Since academic research and other evidence shows that the majority of abortions involve coercion in many often insidious, synergistic, often escalating forms (See Rue study and Forced Abortion in America flyer, ad and Special Report) often including violence, negligent, conflicted or high-pressure "counseling," or abuse of authority … the word "choice" in its authentic meaning shouldn't be presumed. "Her abortion" is more accurate, but it may well have been directly or indirectly, often by withdrawal of essential support or emotional blackmail, someone else's "choice" for her. Evidence-based fact sheets: http://www.theunchoice.com
"Safe" abortion, "botched" abortion or "complications" of abortion. Since most abortions involve coercion and forced abortions happen in America (homicide is #1 killer of pregnant women) and many clinics screen for profits and social agendas, but aren't required to screen for coercion, "safely" abusing, traumatizing (65% suffer PTSD symptoms) and/or killing both women and child (see maternal death rate studies) plus abuse/homicides before abortion, it is not only not "safe," (an understatement) it is an internationally recognized (but not enforced) human rights abuse to women, not to mention it puts babies at risk when pregnant women get coercion to abort if their pregnancy is not supported by their support networks. Better words: aftereffects, impact, negligent, coercive or conflicted and unethical medical practices. Facts: http://www.theunchoice.com
I'd like to add to your second point. Even if you are talking about before the changing diapers and the soccer practice, that puts the "nurture" into true parenthood, half of that child is genetically speaking, the mother's. So it isn't "the rapist's biological child" anymore than it is the mother's child. Refer to the child as of the mother, because the child is hers.

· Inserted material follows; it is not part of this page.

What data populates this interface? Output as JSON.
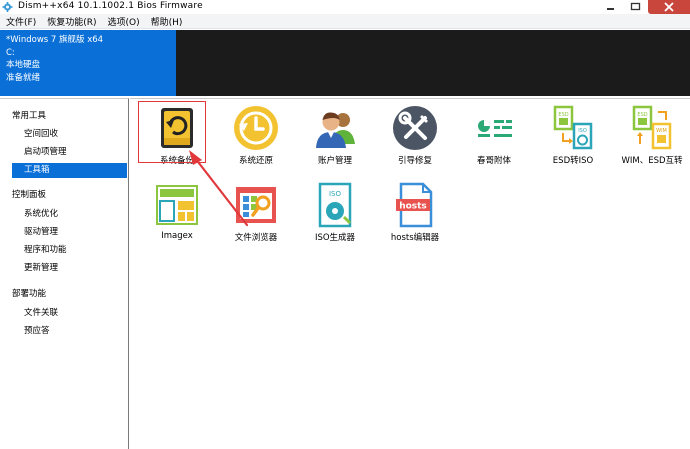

Even in healthy relationships, I see this often ("she's carrying my child"), and I suspect this comes from ages past where paternity was not able to be confirmed except socially, but let's get in the habit of acknowledging the fact that a baby in the womb is biologically a mother's child. No matter what.
Nice thoughts! Sarah is right also – we can refer to the preborn individual as "he or she" from the moment of conception, and do so accurately, since sex is by and large determined then!
I second that one! I've been trying, though occasionally 'it' slips.
Yeah. Speaking as a zombie apocalypse fan, "undead" means someone who died and came back. So "unborn" would mean someone who was born and went back. Pretty horrific image. 😛
So, would that make Oedipus one of the "unborn"? 😉
How about avoiding "Woman/fetus" and instead using "Mother/Child"?
I think its also best that pro-lifers don't refer to fetuses as unborn children, no matter how much we think of them like that. Until recently I used to say "unborn child" but after studying fetal science I've learnt that they are extremely different to children(but no less significant as human life). It just makes us look ignorant when we claim to have science on our side but don't use correct scientific terms. We wouldn't call a child an "immature adult".